GPU DSP — Latency

I must have stirred controversy in my previous post. Take the comments from this thread for example: The future of DSP?. I almost wanted to reply, but I’d rather not. The tone is too condescending to elicit a response. Ah, the forums, right? You’ve got to love ’em or hate ’em. Instead, I’ll present information (and code!) that substantiates my article.

Quick update: Someone graciously posted a link to this post in the thread mentioned above. Thank you!

Summary for the impatient: So far we have:

  1. A link to an actual proof of concept (a video clip): A 96 samples buffer latency at 96 kHz and holding 50 1-cell tracks in parallel with the 1 ms input buffer.
  2. Actual latency tests in the μsec range.
  3. An example solution (convolution) on how to mitigate latency that uses both the CPU and the GPU.

Now, Delta Sound-Labs gave me another interesting link (in the comments section below): In the link, Victor Zappi presents us with a tutorial on how to implement real-time physical modeling synthesis on the GPU, using C++ and OpenGL shaders. 

Here’s another interesting paper on “Analysis of CPU and GPU Implementations of Convolution Reverb Effect“: “We observed speedups in the range of 2 to 3 times over CPU implementation”… “The authors claim that GPUs are eligible for real-time applications, such as software plugins for professional audio production”  

Who Me?

C++ Dev, Japan in the 90s

First, despite the ‘imposter syndrome’ that I every so often experience, I think I know what I am talking about :-). I know most of you know me as the guy who makes multichannel pickups, but my main profession is actually C++ programming. I’ve been doing that for almost 3 decades now, specializing in modern high-performance C++.

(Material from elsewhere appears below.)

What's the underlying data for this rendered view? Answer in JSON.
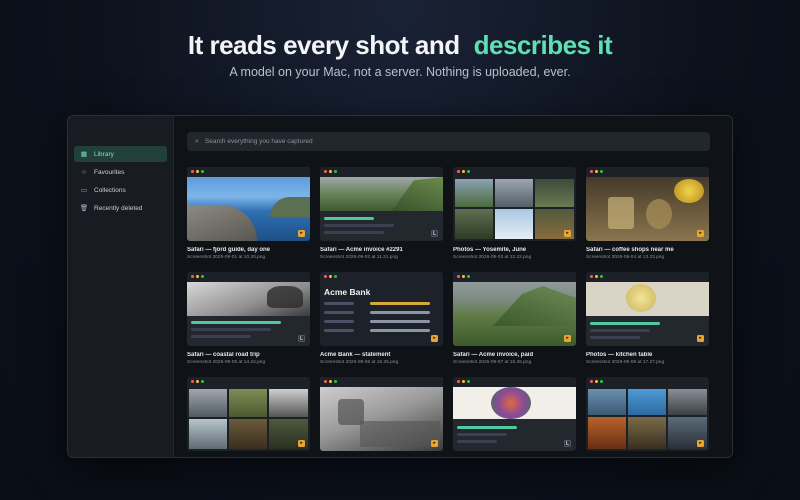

I have authored several highly successful Open Source projects such as Boost.Spirit, Boost.Phoenix and Boost.Fusion. These libraries are all part of the Boost Libraries, a well respected, peer-reviewed, Open Source, collaborative development effort. There’s a big chance that the computer you are using to read this now is using the Boost C++ Libraries. The Boost Libraries are being used by organizations and companies all over the world from CERN to Adobe. Boost.Fusion, in particular, is being used in high-performance computing.

Recently, I’ve been busy working on Q, a DSP Audio library. Q leverages the power of modern C++ and efficient use of functional programming techniques, especially function composition using fine-grained and reusable function objects (both stateless and stateful), to simplify complex DSP programming tasks without sacrificing readability.

TL;DR Syndrome

OK, ’nuff introduction… On to some substance…

It’s unfortunate that the busy Internet world does not have the attention span beyond a few minutes. Some say the average page visit lasts less than a minute and users often leave web pages in just 10-20 seconds. Sigh. And in comparison, I prepare every post I write with substantial research, often with links for further reading near the end. A typical post like GPU DSP — When You Can’t Have Enough Cores takes at least a few days to complete, with initial background research that may span months or even years. These are the topics I really care about.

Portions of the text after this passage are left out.